Are there books or poems that have struck a chord in the past year? That you turn to for comfort or uplift, challenge or distraction.

I’ve been reading poems by Kapka Kassabova recently and finding a lot of uncertain comfort in them. I have quite an uneasy relationship with my heritage, but I couldn’t really resist reading a New Zealand Bulgarian immigrant poet once I realised we had one of those. Kassabova is about the same age as my mum, from the same end of the country, and they both went to language schools. I think I was curious if there was something, somehow, I’d recognise in her work. And I’m not sure if that happened, but I did find some of her work enormously resonant.

Preparation for the big emptiness

 

Smudges of moon in the morning —
fingerprints of the moon-eaters

A new core gathers for the evening
to be plucked and crumbled by other hands

Sometimes, there is blue in between
Sometimes, there is no one

You must prepare for the big 
emptiness to come

It has come

When it comes
you must spread yourself thinly,
transparently,
to fill what can’t be filled

It has come

Unlike the moon you must do it
without breaking

 

Kapka Kassabova
in Someone else’s life, Auckland University Press, 2003

 

Also, I found it sweet that we have the same publisher.
(Thanks AUP, you have this very specific niche totally covered)

What particularly matters to you in your poetry and in the poetry of others, whether using ear, eye, heart, mind – and/or anything ranging from the abstract and the absent to the physical and the present?

There’s that Audre Lord essay about poetry not being a luxury, and I’m sure everyone already knows the gist and follows the instagram account etc etc. But when I’m feeling a bit hopeless about writing, I come back to the metaphor that opens the essay:

The quality of light by which we scrutinize our lives has direct bearing upon the product which we live, and upon the changes which we hope to bring about through those lives. It is within this light that we form those ideas by which we pursue our magic and make it realized. This is poetry as illumination.

I sometimes think that, if I must write a poem instead of throwing bricks at politicians, well then that poem had better be beautiful and glorious and profound and timely and serious, and I’m not convinced I’m up to that almost-impossible task. But the other thought, and the thought which is more true I think, is that maybe it’s less about any individual thing we produce, and more about slowly changing the quality of the light. 
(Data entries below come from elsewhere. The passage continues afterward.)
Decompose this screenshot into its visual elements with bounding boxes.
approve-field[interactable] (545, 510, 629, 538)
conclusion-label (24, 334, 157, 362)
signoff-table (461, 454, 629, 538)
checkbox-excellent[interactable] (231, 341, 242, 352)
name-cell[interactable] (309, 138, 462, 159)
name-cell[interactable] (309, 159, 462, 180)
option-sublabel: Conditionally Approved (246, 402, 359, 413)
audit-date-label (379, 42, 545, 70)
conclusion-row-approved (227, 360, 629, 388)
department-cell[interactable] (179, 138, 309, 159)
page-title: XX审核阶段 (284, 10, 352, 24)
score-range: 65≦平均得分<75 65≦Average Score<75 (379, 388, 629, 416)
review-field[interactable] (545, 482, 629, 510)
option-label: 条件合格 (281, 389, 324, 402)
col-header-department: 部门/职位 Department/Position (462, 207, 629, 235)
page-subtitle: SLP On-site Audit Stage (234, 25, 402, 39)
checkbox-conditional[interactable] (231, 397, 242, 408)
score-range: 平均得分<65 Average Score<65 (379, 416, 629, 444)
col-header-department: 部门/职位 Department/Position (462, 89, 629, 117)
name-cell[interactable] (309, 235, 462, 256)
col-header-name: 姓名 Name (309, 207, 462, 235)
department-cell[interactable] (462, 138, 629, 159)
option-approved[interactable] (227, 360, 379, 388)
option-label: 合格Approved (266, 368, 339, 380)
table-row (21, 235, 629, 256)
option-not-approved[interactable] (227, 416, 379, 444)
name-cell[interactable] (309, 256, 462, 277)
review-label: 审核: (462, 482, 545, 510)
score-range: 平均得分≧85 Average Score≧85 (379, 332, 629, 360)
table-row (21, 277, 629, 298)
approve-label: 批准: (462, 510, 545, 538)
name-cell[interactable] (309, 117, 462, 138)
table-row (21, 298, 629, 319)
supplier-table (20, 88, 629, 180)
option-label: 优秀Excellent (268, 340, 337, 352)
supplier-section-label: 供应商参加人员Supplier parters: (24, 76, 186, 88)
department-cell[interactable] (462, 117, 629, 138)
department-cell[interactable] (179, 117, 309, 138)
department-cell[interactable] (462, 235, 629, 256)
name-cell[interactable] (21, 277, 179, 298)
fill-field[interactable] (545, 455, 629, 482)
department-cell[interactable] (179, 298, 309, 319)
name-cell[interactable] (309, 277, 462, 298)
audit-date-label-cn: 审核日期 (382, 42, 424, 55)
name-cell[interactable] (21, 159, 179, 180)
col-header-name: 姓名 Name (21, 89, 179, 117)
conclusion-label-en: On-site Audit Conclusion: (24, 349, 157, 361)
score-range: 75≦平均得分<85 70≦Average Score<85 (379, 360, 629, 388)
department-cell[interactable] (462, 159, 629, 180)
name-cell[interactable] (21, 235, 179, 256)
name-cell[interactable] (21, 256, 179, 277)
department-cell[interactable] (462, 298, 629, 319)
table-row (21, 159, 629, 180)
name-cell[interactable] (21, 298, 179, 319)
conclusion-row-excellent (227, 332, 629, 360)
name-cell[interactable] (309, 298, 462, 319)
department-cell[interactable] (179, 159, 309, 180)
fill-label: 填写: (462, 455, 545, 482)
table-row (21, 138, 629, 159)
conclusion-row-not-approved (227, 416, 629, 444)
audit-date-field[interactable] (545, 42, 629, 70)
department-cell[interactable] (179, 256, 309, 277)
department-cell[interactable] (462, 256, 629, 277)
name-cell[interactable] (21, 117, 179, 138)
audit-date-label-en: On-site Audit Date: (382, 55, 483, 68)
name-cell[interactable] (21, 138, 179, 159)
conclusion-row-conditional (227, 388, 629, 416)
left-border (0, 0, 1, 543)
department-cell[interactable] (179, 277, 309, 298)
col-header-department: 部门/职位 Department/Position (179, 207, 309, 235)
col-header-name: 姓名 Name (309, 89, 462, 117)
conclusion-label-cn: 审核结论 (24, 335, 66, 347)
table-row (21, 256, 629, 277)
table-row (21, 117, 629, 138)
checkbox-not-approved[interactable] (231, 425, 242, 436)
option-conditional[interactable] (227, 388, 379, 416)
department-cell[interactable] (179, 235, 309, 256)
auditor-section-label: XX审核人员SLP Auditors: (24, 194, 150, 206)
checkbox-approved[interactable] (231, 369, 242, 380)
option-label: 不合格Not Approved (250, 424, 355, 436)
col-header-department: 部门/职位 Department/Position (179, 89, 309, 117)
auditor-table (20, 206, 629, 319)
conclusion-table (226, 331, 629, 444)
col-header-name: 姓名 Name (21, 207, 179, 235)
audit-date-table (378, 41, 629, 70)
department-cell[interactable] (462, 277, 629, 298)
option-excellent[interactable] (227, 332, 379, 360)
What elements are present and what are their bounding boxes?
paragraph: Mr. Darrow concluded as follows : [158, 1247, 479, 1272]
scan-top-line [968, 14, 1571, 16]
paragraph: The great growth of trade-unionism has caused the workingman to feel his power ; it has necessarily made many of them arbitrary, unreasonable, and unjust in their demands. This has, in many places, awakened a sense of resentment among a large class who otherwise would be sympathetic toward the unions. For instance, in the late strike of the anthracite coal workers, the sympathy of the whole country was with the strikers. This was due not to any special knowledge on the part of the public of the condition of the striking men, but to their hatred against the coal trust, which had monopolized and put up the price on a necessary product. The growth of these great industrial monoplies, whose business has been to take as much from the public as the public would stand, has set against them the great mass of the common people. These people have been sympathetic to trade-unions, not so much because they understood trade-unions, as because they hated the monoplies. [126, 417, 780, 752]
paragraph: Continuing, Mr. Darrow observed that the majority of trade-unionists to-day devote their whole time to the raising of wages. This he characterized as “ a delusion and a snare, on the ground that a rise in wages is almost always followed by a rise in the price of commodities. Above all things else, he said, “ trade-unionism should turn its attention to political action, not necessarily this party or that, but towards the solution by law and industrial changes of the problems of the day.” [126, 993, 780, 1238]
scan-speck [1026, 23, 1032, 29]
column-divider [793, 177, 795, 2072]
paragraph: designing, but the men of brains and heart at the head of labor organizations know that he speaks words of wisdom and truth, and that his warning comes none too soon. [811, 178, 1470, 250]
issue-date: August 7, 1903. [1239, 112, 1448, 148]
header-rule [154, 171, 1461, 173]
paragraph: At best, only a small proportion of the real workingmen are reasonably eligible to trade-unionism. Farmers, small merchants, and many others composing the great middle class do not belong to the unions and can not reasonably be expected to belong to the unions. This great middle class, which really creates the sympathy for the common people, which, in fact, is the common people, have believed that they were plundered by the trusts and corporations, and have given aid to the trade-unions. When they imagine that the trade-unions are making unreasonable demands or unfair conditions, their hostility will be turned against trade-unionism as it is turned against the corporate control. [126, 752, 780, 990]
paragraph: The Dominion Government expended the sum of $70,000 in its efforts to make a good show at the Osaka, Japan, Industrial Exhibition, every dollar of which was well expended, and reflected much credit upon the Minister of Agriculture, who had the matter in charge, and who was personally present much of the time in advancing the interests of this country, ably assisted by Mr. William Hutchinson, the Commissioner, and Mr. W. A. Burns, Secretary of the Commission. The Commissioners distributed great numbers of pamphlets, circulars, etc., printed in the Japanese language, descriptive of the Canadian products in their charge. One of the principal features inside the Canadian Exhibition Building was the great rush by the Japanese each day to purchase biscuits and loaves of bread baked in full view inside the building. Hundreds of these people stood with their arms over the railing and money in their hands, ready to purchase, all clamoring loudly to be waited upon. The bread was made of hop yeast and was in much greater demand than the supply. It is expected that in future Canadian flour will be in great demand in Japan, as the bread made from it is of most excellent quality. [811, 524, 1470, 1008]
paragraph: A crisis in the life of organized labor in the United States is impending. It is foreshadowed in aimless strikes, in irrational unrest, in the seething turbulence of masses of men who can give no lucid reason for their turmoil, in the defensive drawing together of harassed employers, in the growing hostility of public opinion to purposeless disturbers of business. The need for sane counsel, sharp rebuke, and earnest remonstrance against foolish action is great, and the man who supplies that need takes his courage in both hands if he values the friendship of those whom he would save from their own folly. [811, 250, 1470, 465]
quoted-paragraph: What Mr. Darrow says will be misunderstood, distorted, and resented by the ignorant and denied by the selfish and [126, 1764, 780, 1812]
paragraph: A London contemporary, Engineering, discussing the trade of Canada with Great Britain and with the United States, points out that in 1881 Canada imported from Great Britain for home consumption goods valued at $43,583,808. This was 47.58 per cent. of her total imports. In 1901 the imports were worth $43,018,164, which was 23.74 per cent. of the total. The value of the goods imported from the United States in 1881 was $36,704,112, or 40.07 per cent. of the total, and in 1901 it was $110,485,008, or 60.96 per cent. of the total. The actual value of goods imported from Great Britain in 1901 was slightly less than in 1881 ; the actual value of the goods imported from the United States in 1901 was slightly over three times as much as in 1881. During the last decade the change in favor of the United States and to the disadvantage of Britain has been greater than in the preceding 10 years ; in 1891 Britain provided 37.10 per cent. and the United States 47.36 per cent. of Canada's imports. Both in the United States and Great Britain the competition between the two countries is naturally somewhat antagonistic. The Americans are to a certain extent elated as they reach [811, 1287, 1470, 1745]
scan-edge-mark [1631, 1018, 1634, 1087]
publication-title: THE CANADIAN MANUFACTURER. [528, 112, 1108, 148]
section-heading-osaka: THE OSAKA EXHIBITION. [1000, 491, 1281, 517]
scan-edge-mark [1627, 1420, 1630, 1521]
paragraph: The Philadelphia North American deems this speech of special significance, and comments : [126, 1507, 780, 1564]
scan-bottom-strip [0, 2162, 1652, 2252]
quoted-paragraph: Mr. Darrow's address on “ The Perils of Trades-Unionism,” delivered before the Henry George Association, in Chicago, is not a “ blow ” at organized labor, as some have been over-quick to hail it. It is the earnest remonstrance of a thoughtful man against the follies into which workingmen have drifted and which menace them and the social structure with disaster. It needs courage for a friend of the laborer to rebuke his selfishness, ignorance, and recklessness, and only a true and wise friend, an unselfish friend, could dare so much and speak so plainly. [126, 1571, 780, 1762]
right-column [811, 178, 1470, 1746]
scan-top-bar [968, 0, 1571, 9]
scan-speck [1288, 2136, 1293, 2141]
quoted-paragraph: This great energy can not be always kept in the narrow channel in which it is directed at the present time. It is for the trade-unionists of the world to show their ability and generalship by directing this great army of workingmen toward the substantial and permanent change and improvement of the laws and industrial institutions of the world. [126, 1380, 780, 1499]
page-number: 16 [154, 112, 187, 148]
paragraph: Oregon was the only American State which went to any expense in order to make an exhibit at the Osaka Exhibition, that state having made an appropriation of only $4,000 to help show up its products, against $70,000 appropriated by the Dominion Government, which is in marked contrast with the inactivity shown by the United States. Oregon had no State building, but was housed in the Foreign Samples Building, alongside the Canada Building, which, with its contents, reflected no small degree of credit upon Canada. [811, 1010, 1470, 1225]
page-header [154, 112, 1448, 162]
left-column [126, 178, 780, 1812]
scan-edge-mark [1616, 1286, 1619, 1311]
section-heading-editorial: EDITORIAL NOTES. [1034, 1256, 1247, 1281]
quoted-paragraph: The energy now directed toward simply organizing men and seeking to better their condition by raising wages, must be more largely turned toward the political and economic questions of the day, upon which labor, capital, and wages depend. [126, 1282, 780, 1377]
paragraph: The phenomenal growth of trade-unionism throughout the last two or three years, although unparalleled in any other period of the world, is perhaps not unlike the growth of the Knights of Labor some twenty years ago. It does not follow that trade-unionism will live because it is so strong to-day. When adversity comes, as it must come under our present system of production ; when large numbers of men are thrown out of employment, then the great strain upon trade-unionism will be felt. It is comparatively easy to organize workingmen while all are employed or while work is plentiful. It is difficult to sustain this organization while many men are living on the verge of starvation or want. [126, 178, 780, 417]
I wrote a very silly little poem for an exhibit a few months ago, and it’s really just a love poem to poetry and frivolity and shared jokes:

For Anaktoria
After Sappho, fragment 16

 

I am ordering bread for the table at a mid range chain restaurant
winking over broccoli soup

my heart a pepper grinder
my tongue a mistake

I want to take you to the waterfront market 
and purchase seasonal produce

string bags bursting with blackpurple eggplant
silverbeet spinach
fat sheaves of kale
bruise-coloured beetroots

tomato skins splitting with sweetness

and next thing you know we will be dressed as fatted calves
burning ourselves alive at the registry office

oh Anaktoria 

have you never lied
with violets in your lap?

the fiction too sweet to 
surrender easily

 

Dani Yourukova

Is there a word or idea, like a talisman, that you hold close at the moment. For me, it is the word connection.

“community”

Dani Yourukova is a poet, researcher, and amateur occultist. Their poetry and essays have been published in places like Sweet Mammalian, The Spinoff, Bad Apple, and Turbine Kapohau. Their debut poetry collection Transposium was published by Auckland University Press late last year.